I've sat through dozens of artist talks over the years, and there's one question that makes me cringe every time: "How long did it take you to make this?"
I watch the artist's face as they scramble to calculate hours, knowing the person asking is trying to work out some crude equation of value. The artist stumbles through an answer: "Well, about five days." Meanwhile, I'm thinking what they should say instead: "This took me twenty years of experience, twenty weeks of conceptual experimentation, and five days of actual making. Shall I take you through my umpteen failed attempts that got me to this one rare success?"
This question reveals everything wrong with how most people approach collecting craft and design. They're obsessed with time when they should be focusing on understanding skill, knowledge of materials, mastery of the process, years of experimentation, and the development of a unique artistic identity.
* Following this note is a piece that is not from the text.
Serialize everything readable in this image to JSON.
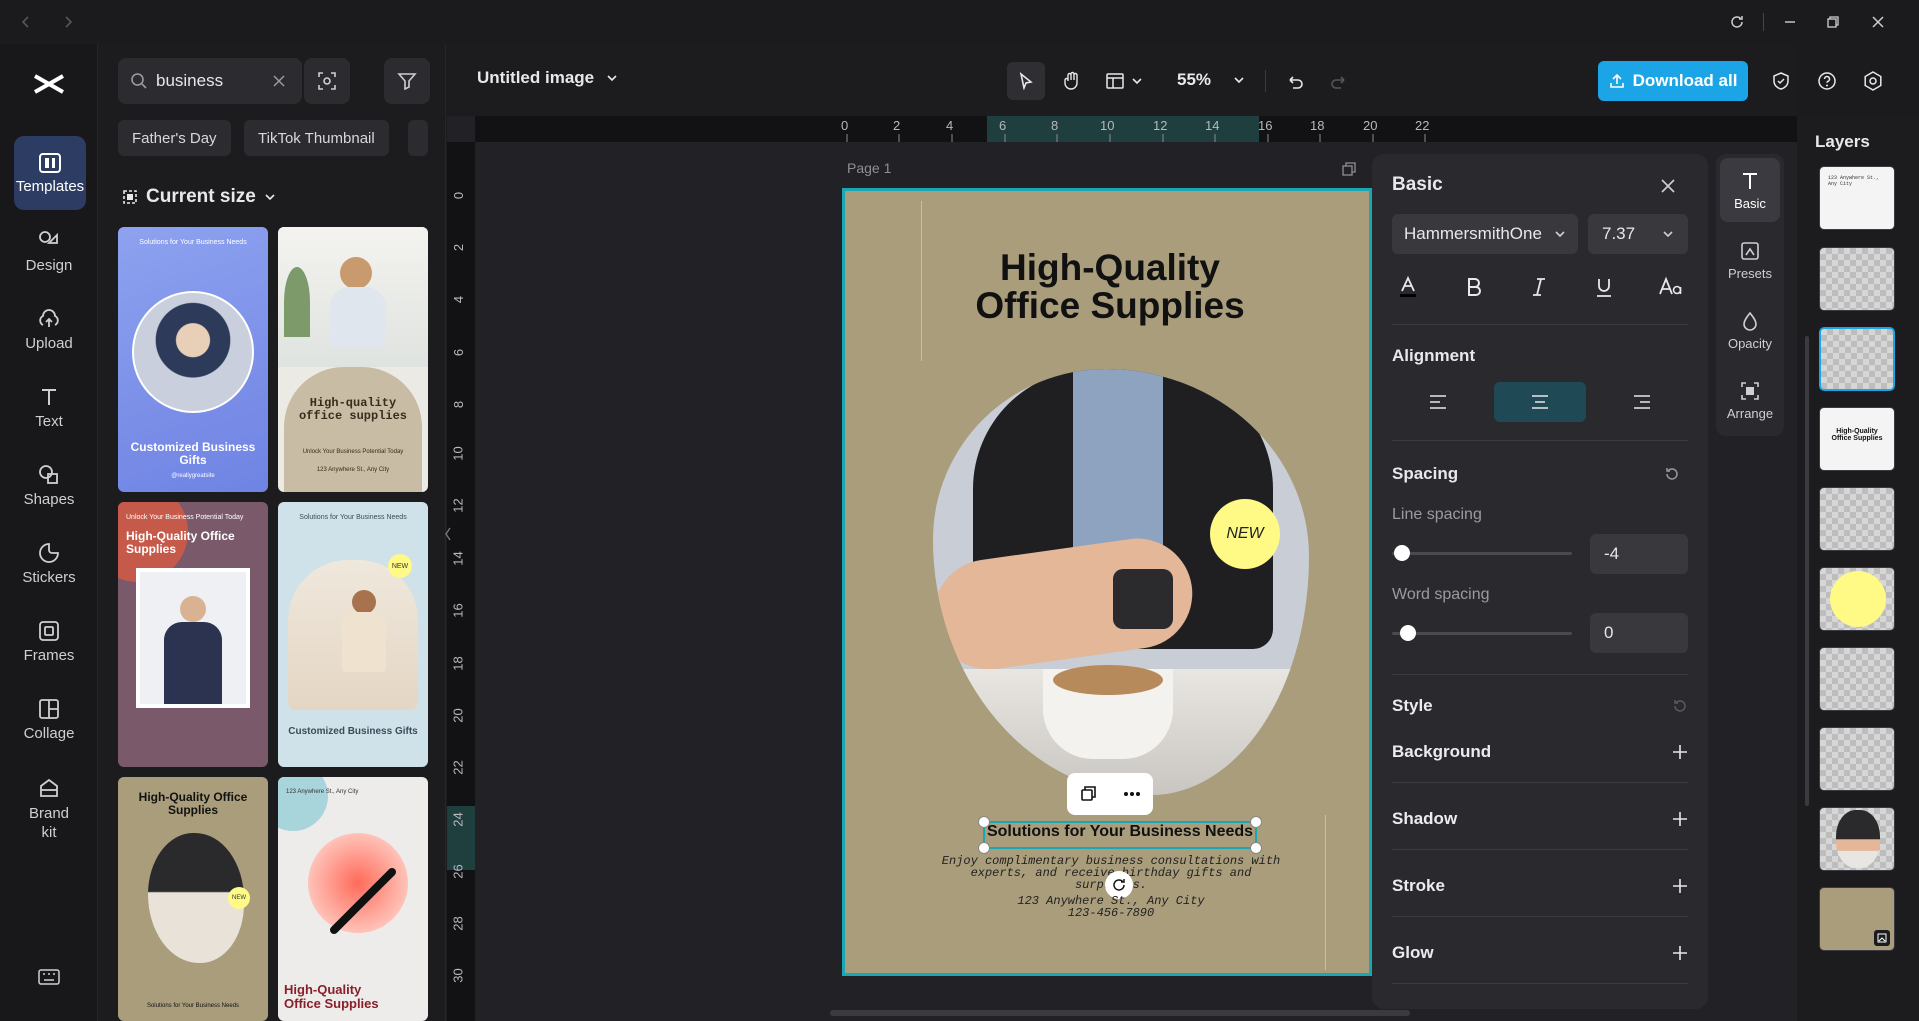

You're not paying for hours. You're paying for decades of investment in creativity and experience that most collectors completely miss.
But the "how long" question is just the surface of a much deeper problem. Most collectors have no framework for understanding how cultural value is actually created. They focus on individual objects and transactions when they should be reading the complex networks that determine which makers transition from craft producers to culturally significant artists.
"The craft sector contributes over £4.4 billion to the UK economy annually, yet many traditional craft skills are at critical risk of being lost forever." - Heritage Crafts Association, Red List of Endangered Crafts 2023
I've watched this play out repeatedly through my years on selection committees and judging panels. The makers who achieve lasting cultural significance aren't just those with exceptional technical skill and creative talents. They're the ones who navigate validation systems that most collectors don't even know exist.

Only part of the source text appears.